That used to be how we did it, but this method performed better on super large c...

kketch · 2025-09-30T09:29:31 1759224571

The main concern here isn’t really whether the agent needs access to the whole codebase. Personally I feel an agent might need to have access to all or most of the codebase to make better decision, see things have been done before etc.

The real issue is that containers are being used as a security boundary while it’s well known they are not. Containers aren't a sufficient isolation mechanism for multi-tenant / untrusted workloads.

Using them to run your code review agent again puts your customers source code at risk of theft, unless you are using an actual secure sandbox mechanism to protect your customers data which from reading the article does not seem to be the case.

arjvik · 2025-09-29T18:35:02 1759170902

If that's the case, isn't a grep tool a lot more tractable than a Linux agent that will end up mostly calling `grep`?

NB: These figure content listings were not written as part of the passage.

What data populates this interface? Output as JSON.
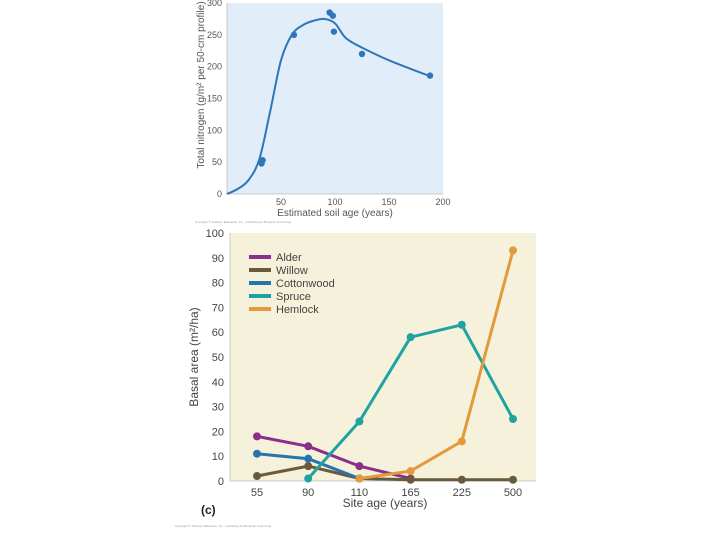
{
  "chart_data": [
    {
      "type": "scatter",
      "title": "",
      "xlabel": "Estimated soil age (years)",
      "ylabel": "Total nitrogen (g/m² per 50-cm profile)",
      "xlim": [
        0,
        200
      ],
      "ylim": [
        0,
        300
      ],
      "xticks": [
        "50",
        "100",
        "150",
        "200"
      ],
      "yticks": [
        "0",
        "50",
        "100",
        "150",
        "200",
        "250",
        "300"
      ],
      "points": {
        "x": [
          32,
          33,
          62,
          95,
          98,
          99,
          125,
          188
        ],
        "y": [
          48,
          53,
          250,
          285,
          280,
          255,
          220,
          186
        ]
      },
      "fit_curve": {
        "x": [
          0,
          10,
          20,
          30,
          40,
          50,
          60,
          70,
          80,
          90,
          100,
          110,
          125,
          150,
          188
        ],
        "y": [
          0,
          8,
          22,
          55,
          130,
          210,
          250,
          265,
          272,
          275,
          268,
          245,
          230,
          210,
          185
        ]
      },
      "background_color": "#e1eef9",
      "marker_color": "#2f76b8",
      "credit": "Copyright © Pearson Education, Inc., publishing as Benjamin Cummings"
    },
    {
      "type": "line",
      "panel_label": "(c)",
      "xlabel": "Site age (years)",
      "ylabel": "Basal area (m²/ha)",
      "categories": [
        "55",
        "90",
        "110",
        "165",
        "225",
        "500"
      ],
      "ylim": [
        0,
        100
      ],
      "yticks": [
        "0",
        "10",
        "20",
        "30",
        "40",
        "50",
        "60",
        "70",
        "80",
        "90",
        "100"
      ],
      "background_color": "#f5f1da",
      "series": [
        {
          "name": "Alder",
          "color": "#8a2f8b",
          "x": [
            "55",
            "90",
            "110",
            "165"
          ],
          "values": [
            18,
            14,
            6,
            1
          ]
        },
        {
          "name": "Willow",
          "color": "#6a5a3c",
          "x": [
            "55",
            "90",
            "110",
            "165",
            "225",
            "500"
          ],
          "values": [
            2,
            6,
            1,
            0.5,
            0.5,
            0.5
          ]
        },
        {
          "name": "Cottonwood",
          "color": "#2673b0",
          "x": [
            "55",
            "90",
            "110"
          ],
          "values": [
            11,
            9,
            1
          ]
        },
        {
          "name": "Spruce",
          "color": "#1fa3a1",
          "x": [
            "90",
            "110",
            "165",
            "225",
            "500"
          ],
          "values": [
            1,
            24,
            58,
            63,
            25
          ]
        },
        {
          "name": "Hemlock",
          "color": "#e39a3a",
          "x": [
            "110",
            "165",
            "225",
            "500"
          ],
          "values": [
            1,
            4,
            16,
            93
          ]
        }
      ],
      "credit": "Copyright © Pearson Education, Inc., publishing as Benjamin Cummings"
    }
  ]
}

lomase · 2025-09-29T19:16:30 1759173390

But then you can't say is powered by AI and get that VC money.

kjok · 2025-09-29T19:34:02 1759174442

Ah ha.

CuriouslyC · 2025-09-29T19:16:19 1759173379

You shouldn't need the entire codebase, just a covering set for the modified files (you can derive this by parsing the files). If your PR is atomic, covering set + diff + business context is probably going to be less than 300k tokens, which Gemini can handle easily. Gemini is quite good even at 500k, and you can run it multiple times with KV cache for cheap to get a distribution (tell it to analyze the PR from different perspectives).